Mendoza es una de las Grandes Capitales Mundiales del vino, y está por ello inmersa en un mercado extenso, difícil y muy competitivo. Eso obliga a aguzar el ingenio para buscar mercados y colocar los productos de esta tierra. Los profesionales locales están preparados para este desafío, pero además, el potencial de la provincia atrae a inversores y emprendedores extranjeros a sumarse en esta cruzada. Tal es el caso del holandés Roon Van Rhee, que primero descubrió el amor en Mendoza, y luego se enamoró del mundo del vino, y como buen hijo de Rotterdam, comenzó a pensar en mercados en el mundo.
Roon Van Rhee, el holandés que se quedó para cambiar la forma de ofrecer nuestros vinos al mundo
Roon llegó a Argentina junto a un primo en el 2009, quiso conocer más del país, y se quedó más tiempo. Al visitar una bodega mendocina encontró dos amores que marcaron su vida. Conoció a Cecilia Albino, y al mundo del vino. Con ambos estableció un lazo de amor irrompible. Hoy sacude al mercado con la propuesta del innovador Wine in Tubes -vino en tubos- donde se presenta al producto de la vid en tubos de plástico o vidrio de 50 o 100 mililitros, bajo una atmósfera controlada, para poder ampliar experiencias y abrir un mundo nuevo en la cata o consumo.
El neerlandés ya tenía la experiencia comercial de la plataforma POL (Productores Online), para acortar las cadenas de intermediación de los productos agrícolas con su página web. Luego llegó la genial idea de los vinos en tubos, insertos en kits temáticos, para hacerlos llegar al consumidor, o a los sommeliers o gerentes de compras de los grandes centros de venta mundiales. El lema que explica la idea, sería "para muestra, basta un botón".
Las aventuras de un holandés en Mendoza
Lo que era un viaje de aventura para conocer nuestro país, terminó cambiando la vida para Roon ("se pronuncia Roon, no run, estirando la "o" un poco"-, aclara). A Mendoza llegó en marzo de 2009, conoció a su esposa, Cecilia Albino (hija del doctor Abel Albino), y se instaló, tras algunas idas y vueltas en noviembre del 09. “Ahí cambió el camino de la vida”, confesó.
"Tenía el manejo de una compañía familiar, y en 2008 la vendimos. Comencé a viajar y tenía pendiente un viaje con un primo que había estudiado en Buenos Aires en 2004, y cinco años después tenía un encuentro con esos amigos en Argentina, y escuchando el plan de viajes, le dije ¡te acompaño!", relató Van Rhee sobre el principio de su viaje a nuestra tierra.

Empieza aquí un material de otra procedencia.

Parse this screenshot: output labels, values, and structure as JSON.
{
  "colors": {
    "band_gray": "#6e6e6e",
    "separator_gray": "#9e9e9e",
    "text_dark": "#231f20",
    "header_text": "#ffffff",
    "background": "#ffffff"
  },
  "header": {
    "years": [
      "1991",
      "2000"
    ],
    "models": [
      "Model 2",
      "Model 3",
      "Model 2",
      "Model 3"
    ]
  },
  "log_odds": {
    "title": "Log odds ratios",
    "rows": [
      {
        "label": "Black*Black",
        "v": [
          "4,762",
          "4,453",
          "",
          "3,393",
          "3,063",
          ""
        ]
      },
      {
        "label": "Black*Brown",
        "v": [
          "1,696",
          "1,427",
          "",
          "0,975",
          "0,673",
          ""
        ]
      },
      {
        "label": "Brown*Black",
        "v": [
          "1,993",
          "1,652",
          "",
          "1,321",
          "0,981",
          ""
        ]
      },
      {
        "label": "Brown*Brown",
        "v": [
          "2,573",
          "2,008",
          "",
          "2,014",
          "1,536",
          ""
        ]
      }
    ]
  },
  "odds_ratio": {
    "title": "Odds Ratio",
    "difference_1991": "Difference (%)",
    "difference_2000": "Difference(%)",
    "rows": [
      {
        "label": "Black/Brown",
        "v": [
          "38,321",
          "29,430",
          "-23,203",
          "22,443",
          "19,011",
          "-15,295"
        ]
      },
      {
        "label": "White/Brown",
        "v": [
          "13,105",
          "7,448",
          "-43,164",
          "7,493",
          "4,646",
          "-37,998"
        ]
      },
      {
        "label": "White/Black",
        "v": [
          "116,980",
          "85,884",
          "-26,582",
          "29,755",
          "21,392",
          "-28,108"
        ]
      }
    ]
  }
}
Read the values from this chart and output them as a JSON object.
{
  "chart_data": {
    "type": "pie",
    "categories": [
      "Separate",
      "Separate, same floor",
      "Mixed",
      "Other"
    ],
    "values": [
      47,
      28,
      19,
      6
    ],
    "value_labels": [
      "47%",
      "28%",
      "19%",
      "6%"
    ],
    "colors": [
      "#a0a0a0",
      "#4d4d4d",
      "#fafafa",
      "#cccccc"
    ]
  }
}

"Habíamos programado ir a un Boca-River, a las Cataratas de Iguazú, y mi primo se quedaba tres o cuatro días. Yo quería conocer un poco más, y él me puso en contacto con una amiga que tenía una agencia de viajes, y ella me armó el viaje por todo el país, y esa chica era amiga de Cecilia. Me dijo que cuando llegara a Mendoza viera a una chica que trabajaba en una bodega, y allí nos conocimos, y nos “flasheamos” con Cecilia", agregó el rubio holandés.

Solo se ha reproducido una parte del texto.